Labor
Poster Session 2
Hayley E. Miller, MD
Stanford University Hospital
San Francisco, CA, United States
Michael T. Jennings, MD
Stanford University Hospital
Palo Alto, CA, United States
Stephanie A. Leonard, PhD (she/her/hers)
Assistant Professor
Stanford University
Palo Alto, CA, United States
Jonathan A. Mayo, MPH
Stanford University
Palo Alto, CA, United States
Deirdre J. Lyell, MD
Professor
Stanford University Medical Center
Palo Alto, CA, United States
Yasser Y. El Sayed, MD
Director, Maternal-Fetal Medicine
Stanford University
Stanford, CA, United States
Paul Blumenthal, MD
Stanford University Hospital
Palo Alto, CA, United States
Kate Shaw, MD, MS
Stanford University Hospital
Palo Alto, CA, United States
Additional options for outpatient cervical preparation prior to term labor induction are needed. Mifepristone decreases induction times by nearly half in the second trimester when used for cervical preparation. We sought to assess uterine and fetal heart tracing (FHT) response to mifepristone in term, inpatient, labor induction.
Study Design: We conducted an exploratory, unmasked, randomized controlled trial that enrolled nulliparas 18 to 45 years old at 37 to 42 weeks’ gestation undergoing induction with a transcervical balloon. Participants were randomized to receive either oral mifepristone 200 mg or oral misoprostol 50 mcg within three hours of balloon placement. Clinicians managed labor and delivery using standard care. We assessed presence of uterine contractions while the balloon was in place, and uterine tachysystole and category II FHT in the 12 hours following study medication and induction duration.

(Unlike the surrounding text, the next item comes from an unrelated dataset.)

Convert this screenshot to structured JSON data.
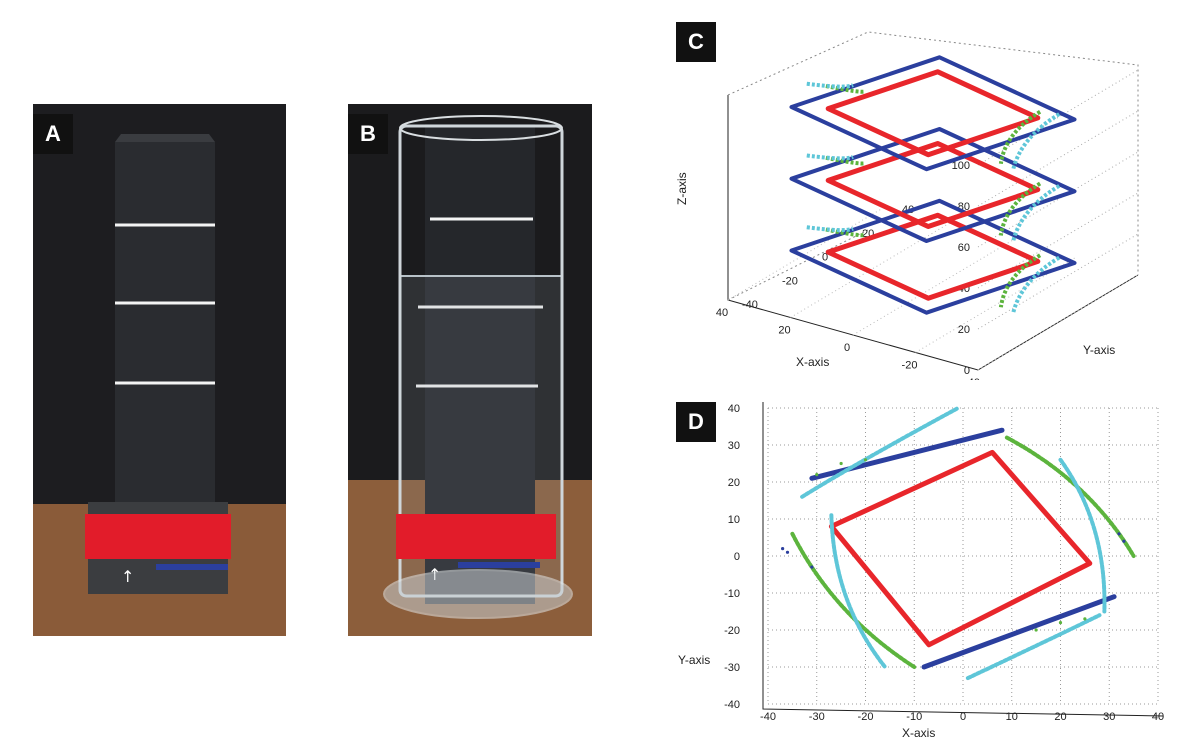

Results: We enrolled and randomized 30 participants between July 2022 and April 2023. Of the participants who received misoprostol, 86% received one dose and 14% received two doses. In the 12 hours after medication administration, participants who received mifepristone had a median number of contraction 38% lower than those who received misoprostol (p < 0.001) and zero incidence of tachysystole versus five among those who received misoprostol (p=0.04). No category II FHT occurred in either group in the first 12 hours after medication administration. Compared to misoprostol, mifepristone had longer median times with a balloon (2.6 hours, p=0.01) and to complete dilation (8 hours, p=0.01), with a similar proportion delivering by 24 hours (p=0.45).
Conclusion:
In this exploratory study, when used with a balloon at term, compared to misoprostol, mifepristone induced fewer median number of contractions and less tachysystole in the 12 hours following administration. Category II FHT did not occur in the 12 hours following medication administration in both groups. These data may help inform future studies on the safety and efficacy of outpatient mifepristone for pre-induction cervical preparation.